The programming language

What is the programming language that I would use for my DBMS project? At first I thought the answer is easy, it is native C++ of course, for its high performance, but on of my colleagues at work told me that a commercial DBMS was built using C#. So I started thinking of C# and the .NET, to use the benefits of the .NET. As I worked on specifying the requirements of my project, I found that the following requirements would dictate the programming language and technology:

  1. A Powerful class library:
    I need to have a good class library to use. The .NET class library is very useful, but I need other class libraries. I don't want to loose the ability to use neither the .NET not other non .NET class libraries. In other words, I need to have the ability to use both native and managed code.
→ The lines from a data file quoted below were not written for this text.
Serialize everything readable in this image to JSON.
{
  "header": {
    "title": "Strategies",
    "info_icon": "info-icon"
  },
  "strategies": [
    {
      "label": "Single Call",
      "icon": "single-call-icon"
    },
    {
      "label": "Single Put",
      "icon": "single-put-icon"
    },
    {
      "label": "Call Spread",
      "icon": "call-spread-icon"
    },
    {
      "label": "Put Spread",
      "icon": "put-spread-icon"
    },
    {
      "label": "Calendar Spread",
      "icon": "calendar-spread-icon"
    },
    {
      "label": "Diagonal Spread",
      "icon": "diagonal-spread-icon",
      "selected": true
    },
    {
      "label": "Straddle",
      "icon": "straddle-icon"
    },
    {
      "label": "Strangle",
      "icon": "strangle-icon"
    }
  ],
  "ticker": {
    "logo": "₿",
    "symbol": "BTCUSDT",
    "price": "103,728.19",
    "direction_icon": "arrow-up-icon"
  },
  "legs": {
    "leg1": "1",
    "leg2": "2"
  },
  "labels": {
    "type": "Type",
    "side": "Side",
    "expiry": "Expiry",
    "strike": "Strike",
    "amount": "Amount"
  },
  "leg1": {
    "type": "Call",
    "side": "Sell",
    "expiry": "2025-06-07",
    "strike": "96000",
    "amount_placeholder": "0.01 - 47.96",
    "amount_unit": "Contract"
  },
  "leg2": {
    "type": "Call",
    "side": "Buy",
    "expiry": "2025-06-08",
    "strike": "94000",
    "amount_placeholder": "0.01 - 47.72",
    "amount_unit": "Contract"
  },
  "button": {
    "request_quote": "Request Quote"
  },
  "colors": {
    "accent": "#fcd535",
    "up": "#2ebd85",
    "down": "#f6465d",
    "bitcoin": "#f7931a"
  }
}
Native code can be called from C# using Platform Invoke (PInvoke) signatures, and it can be called from C++\CLI through including the headers and simply linking to the unmanaged code.In an exciting article, Nishant Sivakumar, have shown that calling unmanaged code from C# code using PInvoke is about 10 times slower than calling the same code from inside C++\CLI by including the headers and linking directly to the libraries, even when suppressing the security checks in C#. Of course mixing managed and unmanaged code has performance drawbacks, and it requires attention during program design to decrease the process of crossing the boundary between managed and unmanaged code as much as possible. But these performance costs are much more less in C++\CLI than in C#.
  2. Concurrency:
    I want to make use of multiple processors on multi processors machines- at least in next versions of my DBMS. I searched and found that the best concurrency solution is OpenMP. OpenMp is an Application Program Interface (API) that supports multi-platform shared-memory parallel programming in C/C++ and Fortran on all architectures, including Unix platforms and Windows NT platforms. Unfortunately OpenMP is not supported in C#, but it is supported in C++\CLI, and it is supported by the visual studio 2005.
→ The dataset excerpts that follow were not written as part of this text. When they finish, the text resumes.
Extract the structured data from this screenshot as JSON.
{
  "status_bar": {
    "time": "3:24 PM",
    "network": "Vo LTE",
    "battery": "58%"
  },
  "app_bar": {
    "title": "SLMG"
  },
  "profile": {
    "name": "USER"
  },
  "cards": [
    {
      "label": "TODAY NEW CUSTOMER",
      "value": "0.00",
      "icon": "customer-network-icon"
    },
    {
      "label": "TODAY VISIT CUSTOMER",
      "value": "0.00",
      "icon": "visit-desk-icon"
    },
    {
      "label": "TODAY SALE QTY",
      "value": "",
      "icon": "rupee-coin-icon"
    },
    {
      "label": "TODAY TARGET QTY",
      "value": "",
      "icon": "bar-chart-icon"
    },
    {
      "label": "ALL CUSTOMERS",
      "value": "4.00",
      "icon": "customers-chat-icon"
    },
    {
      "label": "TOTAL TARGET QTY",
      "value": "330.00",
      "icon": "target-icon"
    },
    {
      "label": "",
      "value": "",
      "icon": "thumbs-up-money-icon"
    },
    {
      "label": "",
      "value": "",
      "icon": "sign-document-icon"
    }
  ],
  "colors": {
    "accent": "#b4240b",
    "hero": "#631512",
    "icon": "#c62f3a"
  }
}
  3. Flexibility in memory management:
    Some tasks related to database needs flexibility in memory management. Transactions are a good example. In most database management systems, transactions are done through using a separate memory heap for performing the operations before submitting the results to the database itself, with complicated operations on this memory to assure the integrity and atomicity of the data. I have not yet decided what algorithm would I use to handle transactions- or even if I would support transactions in this version or not, but what I can see is that I need flexibility in memory management. C++ of course gives the ability to handle memory through pointers, but pointers are generally difficult to use and are a source of a lot of memory related errors. C++\CLI supports pointers of course, and it also supports managed code, with deterministic destruction, which is one of its best features.

So I decided to use C++\CLI and I will use VS 2005 as my RAD tool.